No longer do you need to clasp your belongings to your chest, whilst the bloke next to you urinates into a bottle.

In any case, you won’t be able to see the noisy band or the floaty girl, because people at the front have raised flags and banners enriched with humorous messages: “Hello Mum!” “I Love Sausages” and “Coldplay.”

Far more pleasurable then, to plant a couple of fold up chairs on the lawn of a country house and experience (I’ve attended all of these, this summer) La Boheme, The Importance Of Being Earnest, Romeo and Juliet, or Cosi Fan Tutte, under the blue-ish skies of the English summer.

In fact, sit down next to me and look: no flags! You can go to the bathroom and you won’t have to queue for three days!

Here’s the best thing – the interval is extended to ninety minutes so we can have a picnic. Bring out the flask of coffee, the tiny sausage rolls, and the M&S fruit salad.

Until this summer, I was unaware that there are now several professional theatre companies, not only surviving but thriving, as they spend all but the most inhospitable months bringing Shakespeare or Mozart to a variety of locations. In the case of the Illyria Company’s Romeo and Juliet, that encompassed over sixty performances from Henley on June 11th to Langoed Schovenhorst in the Netherlands on September 5th, with Penrith, Pontefract and Abergavenny in between.

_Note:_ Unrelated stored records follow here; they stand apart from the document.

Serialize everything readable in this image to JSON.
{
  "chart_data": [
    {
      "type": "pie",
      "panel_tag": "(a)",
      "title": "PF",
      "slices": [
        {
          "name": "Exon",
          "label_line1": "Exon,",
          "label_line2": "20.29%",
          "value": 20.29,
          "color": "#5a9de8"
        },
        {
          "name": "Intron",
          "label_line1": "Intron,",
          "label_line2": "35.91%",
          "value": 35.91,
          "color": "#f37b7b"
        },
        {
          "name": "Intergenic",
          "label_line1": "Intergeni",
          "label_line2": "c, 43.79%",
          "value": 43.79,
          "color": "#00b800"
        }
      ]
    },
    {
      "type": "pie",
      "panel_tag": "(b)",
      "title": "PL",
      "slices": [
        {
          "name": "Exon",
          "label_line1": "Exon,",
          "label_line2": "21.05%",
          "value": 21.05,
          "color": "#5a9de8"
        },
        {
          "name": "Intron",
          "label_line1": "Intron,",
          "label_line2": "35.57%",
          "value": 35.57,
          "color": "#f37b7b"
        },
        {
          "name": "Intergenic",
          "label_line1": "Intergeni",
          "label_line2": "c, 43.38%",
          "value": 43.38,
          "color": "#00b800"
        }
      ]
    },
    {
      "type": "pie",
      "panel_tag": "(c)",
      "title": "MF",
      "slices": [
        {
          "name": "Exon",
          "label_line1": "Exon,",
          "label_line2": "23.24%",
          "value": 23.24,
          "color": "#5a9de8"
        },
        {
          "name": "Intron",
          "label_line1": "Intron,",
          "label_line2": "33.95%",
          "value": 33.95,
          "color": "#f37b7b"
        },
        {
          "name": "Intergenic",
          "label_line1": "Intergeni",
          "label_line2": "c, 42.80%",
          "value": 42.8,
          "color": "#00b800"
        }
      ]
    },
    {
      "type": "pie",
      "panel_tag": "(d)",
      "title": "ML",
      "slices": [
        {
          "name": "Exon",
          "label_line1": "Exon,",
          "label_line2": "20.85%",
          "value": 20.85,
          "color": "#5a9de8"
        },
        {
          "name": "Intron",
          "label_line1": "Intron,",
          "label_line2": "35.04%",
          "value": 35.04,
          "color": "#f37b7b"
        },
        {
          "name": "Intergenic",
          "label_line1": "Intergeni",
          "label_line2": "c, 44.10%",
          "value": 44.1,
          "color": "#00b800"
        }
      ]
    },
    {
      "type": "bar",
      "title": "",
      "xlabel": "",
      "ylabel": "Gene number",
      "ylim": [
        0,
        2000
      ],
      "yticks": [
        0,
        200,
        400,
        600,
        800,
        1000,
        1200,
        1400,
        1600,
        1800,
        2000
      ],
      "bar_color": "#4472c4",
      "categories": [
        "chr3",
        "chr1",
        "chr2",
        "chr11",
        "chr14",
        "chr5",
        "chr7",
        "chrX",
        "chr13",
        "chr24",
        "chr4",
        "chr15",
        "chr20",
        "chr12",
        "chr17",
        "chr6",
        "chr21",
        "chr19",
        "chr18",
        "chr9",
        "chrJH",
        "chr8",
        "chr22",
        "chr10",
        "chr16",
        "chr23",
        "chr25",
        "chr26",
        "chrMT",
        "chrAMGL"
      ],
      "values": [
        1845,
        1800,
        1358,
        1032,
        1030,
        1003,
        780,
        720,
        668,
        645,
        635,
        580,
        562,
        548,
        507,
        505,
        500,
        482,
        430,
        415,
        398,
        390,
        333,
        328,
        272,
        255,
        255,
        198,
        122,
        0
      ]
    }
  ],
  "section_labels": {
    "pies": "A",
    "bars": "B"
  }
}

Such settings may well have met Shakespeare’s approval. Gigging for his companies meant resilience to external noise and occasionally drunken behaviour was a prerequisite. When in 1613, the Globe Theatre caught fire during a performance of Henry VIII, the only recorded injury was that of a man who tried to put out the flames in his breeches by soaking himself in ale.
The audience may not have eaten tiny sausage rolls from Marks & Spencer, but little else has changed in these open air performances, nearly five hundred years later. The behaviour of the audience however, has almost certainly improved manifold.

Play on! And no weeing into a rolled up copy of the Daily Mirror.